Посмотрите на «это», стараясь не думать о том, буква это или цифра. Странное ощущение, правда? Да, это не то и не другое. А как мы будем воспринимать эту штуку, зависит от контекста, который задаёт та или иная история – о цифрах или о буквах.
Справа расположена другая картинка – это знаменитый «воображаемый треугольник» Гаэтано Канижа. Согласитесь: трудно, глядя на эту картинку, отрицать наличие в ней большого белого треугольника… Хотя, конечно, его здесь нет, это только иллюзия восприятия. То, что изображено здесь на самом деле – это много разных, сложных по форме объектов.
Когда наш мозг видит что-то подобное, он, хотим мы этого или нет, собирает элементы ситуации в некий образ, в некую «историю», которую мы знаем как бы заранее.
То есть всякий раз, когда вы сталкиваетесь с набором каких-то фактов, вы «надеваете» на них известную вам историю – про буквы, цифры, фигуры, любовь, родину, ответственность, профессиональный долг, мораль и т. д.
Отсюда понятно, что мы заложники уже существующих в нас «историй». Можете называть их как угодно – «тенденциозностью восприятия», «предрассудками», «невротическими комплексами». Сути дела это не меняет – они нас слепят.
И чем старше вы становитесь, тем больше у вас «историй» на все случаи жизни. Тем они для вас более «верные» и «подтверждённые», потому что вы их встречали уже множество раз (точнее – множество раз повторяли один и тот же трюк).

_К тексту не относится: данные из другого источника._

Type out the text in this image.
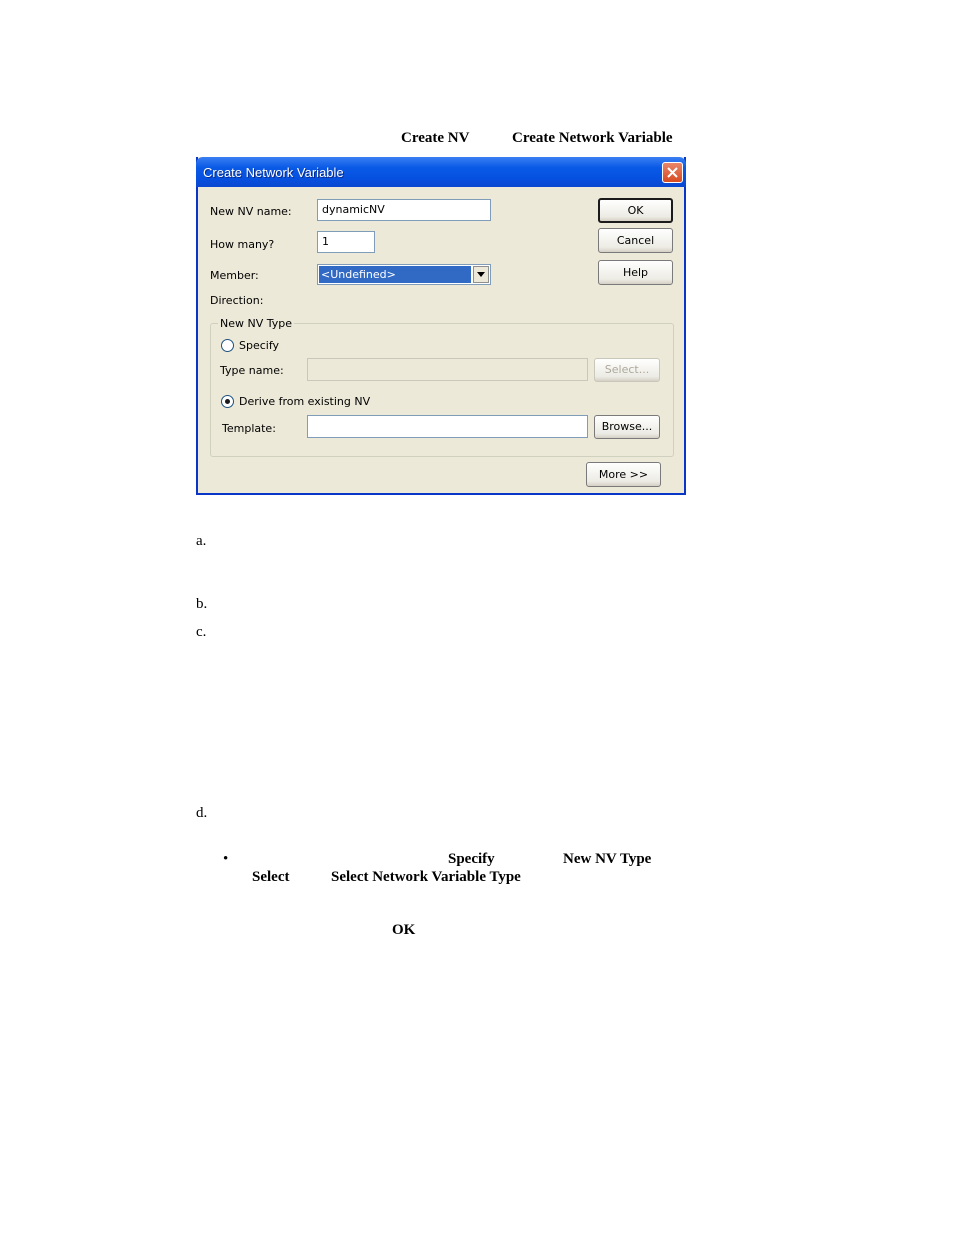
Create NV	Create Network Variable
Create Network Variable
New NV name:	dynamicNV
How many?	1
Member:	<Undefined>
Direction:
OK
Cancel
Help
New NV Type
Specify
Type name:	Select...
Derive from existing NV
Template:	Browse...
More >>
a.
b.
c.
d.
•	Specify	New NV Type
Select	Select Network Variable Type
OK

Мозг сначала приучается ездить по одним и тем же траекториям, активизировать одни и те же нейронные комплексы, а потом делает это на раз-два.

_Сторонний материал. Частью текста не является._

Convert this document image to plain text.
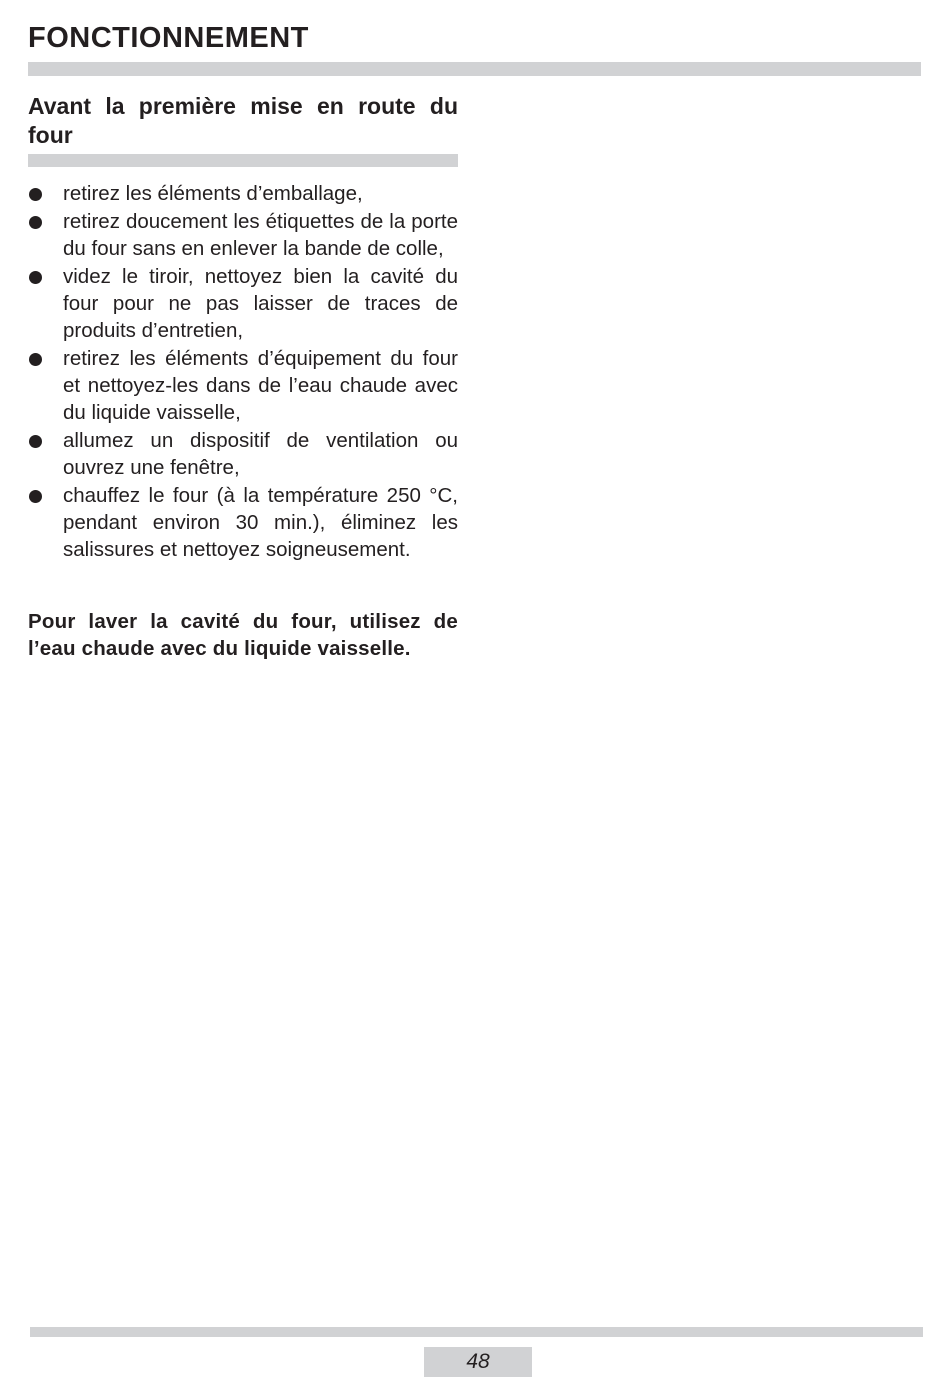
FONCTIONNEMENT
Avant la première mise en route du four
retirez les éléments d’emballage,
retirez doucement les étiquettes de la porte du four sans en enlever la bande de colle,
videz le tiroir, nettoyez bien la cavité du four pour ne pas laisser de traces de produits d’entretien,
retirez les éléments d’équipement du four et nettoyez-les dans de l’eau chaude avec du liquide vaisselle,
allumez un dispositif de ventilation ou ouvrez une fenêtre,
chauffez le four (à la température 250 °C, pendant environ 30 min.), éliminez les salissures et nettoyez soigneusement.

Pour laver la cavité du four, utilisez de l’eau chaude avec du liquide vaisselle.

48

Мы не можем увидеть факты сами по себе, как они есть. Своё значение они обретают для нас только через отношения с какими-то другими фактами. До тех пор, пока мы не видим «истории», мы смотрим в пустоту.
Причём «истории» не только искажают факты (например, выдают B за 13 или наоборот), но и додумывают их (дорисовывают несуществующий треугольник), а также игнорируют те, которые очевидно имеют место быть (как множество сложных фигур в «воображаемом треугольнике» Канижа).